The Stanford Digital Repository, from the
early days of its conception, has expected it will offer a range of services–
from bit preservation to format migrations, metadata encoding, and anything
between and beyond given available resources, technology, and know-how.
Levels of Service will be necessary because we anticipate a varied range of
clients with varied needs.
This slide – which I liberally borrowed from Keith Johnson – concisely conveys
our need for more than one (and no doubt more than these two) preservation
workflows.
A Prescriptive workflow for digital content created by the libraries in our
digitization labs, which assumes that we have total control over the quality
and integrity of our own output, and that it is more homogenous is nature and
thus easier to manage, more predictable over time.
We also have need for a reactive workflow, for “real world”, “off the street”
content that we must assume is untamed and heterogeneous in nature.

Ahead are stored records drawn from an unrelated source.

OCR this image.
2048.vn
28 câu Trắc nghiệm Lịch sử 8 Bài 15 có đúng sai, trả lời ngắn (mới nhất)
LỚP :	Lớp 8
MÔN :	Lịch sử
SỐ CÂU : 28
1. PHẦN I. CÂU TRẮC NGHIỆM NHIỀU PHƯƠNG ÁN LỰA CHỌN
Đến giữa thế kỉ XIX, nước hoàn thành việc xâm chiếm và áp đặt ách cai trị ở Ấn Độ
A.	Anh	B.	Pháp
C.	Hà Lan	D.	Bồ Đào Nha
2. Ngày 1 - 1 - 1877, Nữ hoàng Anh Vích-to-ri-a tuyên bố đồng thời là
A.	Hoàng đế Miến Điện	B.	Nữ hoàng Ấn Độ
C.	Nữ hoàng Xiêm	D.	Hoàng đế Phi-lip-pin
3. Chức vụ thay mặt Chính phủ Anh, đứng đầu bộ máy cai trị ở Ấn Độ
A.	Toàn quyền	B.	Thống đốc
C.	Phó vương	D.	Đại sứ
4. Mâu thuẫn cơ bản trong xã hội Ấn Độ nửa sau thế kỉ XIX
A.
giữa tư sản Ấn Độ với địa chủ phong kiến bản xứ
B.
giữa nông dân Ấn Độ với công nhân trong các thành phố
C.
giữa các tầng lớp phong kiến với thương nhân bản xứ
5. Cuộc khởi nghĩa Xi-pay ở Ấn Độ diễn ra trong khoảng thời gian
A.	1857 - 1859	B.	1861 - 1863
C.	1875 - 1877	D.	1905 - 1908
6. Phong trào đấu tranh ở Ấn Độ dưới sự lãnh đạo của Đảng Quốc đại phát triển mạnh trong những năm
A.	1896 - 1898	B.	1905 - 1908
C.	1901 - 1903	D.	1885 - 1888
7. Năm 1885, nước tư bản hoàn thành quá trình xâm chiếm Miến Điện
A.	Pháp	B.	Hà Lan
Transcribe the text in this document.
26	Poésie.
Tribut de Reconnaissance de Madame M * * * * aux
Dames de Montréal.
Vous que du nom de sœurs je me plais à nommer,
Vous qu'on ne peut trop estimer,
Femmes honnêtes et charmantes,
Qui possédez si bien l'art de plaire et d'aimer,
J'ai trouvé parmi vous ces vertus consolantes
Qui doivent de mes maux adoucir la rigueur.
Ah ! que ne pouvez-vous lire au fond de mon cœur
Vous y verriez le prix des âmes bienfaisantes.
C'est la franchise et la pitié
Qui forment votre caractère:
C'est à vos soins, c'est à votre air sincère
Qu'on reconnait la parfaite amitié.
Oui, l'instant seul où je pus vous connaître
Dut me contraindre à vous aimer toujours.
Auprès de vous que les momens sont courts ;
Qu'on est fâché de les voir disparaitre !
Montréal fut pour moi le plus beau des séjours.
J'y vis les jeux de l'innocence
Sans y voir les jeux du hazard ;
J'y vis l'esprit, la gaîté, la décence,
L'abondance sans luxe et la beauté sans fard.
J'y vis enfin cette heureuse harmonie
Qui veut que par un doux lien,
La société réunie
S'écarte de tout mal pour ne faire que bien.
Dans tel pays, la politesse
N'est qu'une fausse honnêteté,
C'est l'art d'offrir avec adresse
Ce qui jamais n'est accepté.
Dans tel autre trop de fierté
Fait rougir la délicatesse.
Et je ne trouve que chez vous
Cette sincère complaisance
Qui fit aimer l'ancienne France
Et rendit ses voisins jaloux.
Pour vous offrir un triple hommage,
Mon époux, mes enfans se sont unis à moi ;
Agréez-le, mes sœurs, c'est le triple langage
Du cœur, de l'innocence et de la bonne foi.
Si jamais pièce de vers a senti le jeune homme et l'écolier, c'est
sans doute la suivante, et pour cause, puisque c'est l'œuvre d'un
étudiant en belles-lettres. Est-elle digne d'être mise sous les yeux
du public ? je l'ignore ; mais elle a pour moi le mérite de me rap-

A reactive workflow translates into repository services for
Stanford Curators who are acquiring:
websites (both snapshots grabbed
from web and entire archives from commercial enterprises)
electronic records in the personal papers of prolific poets (email,
business records).
Then there’s the content produced by Stanford’s academic
departments:
just kicking off a Faculty Advisory Board for the SDR to help to develop,
review, and advise on University policy on the preservation of Stanford's
digital assets
And then there is the talk of the possibility of non-Stanford entities
availing themselves of SDR services.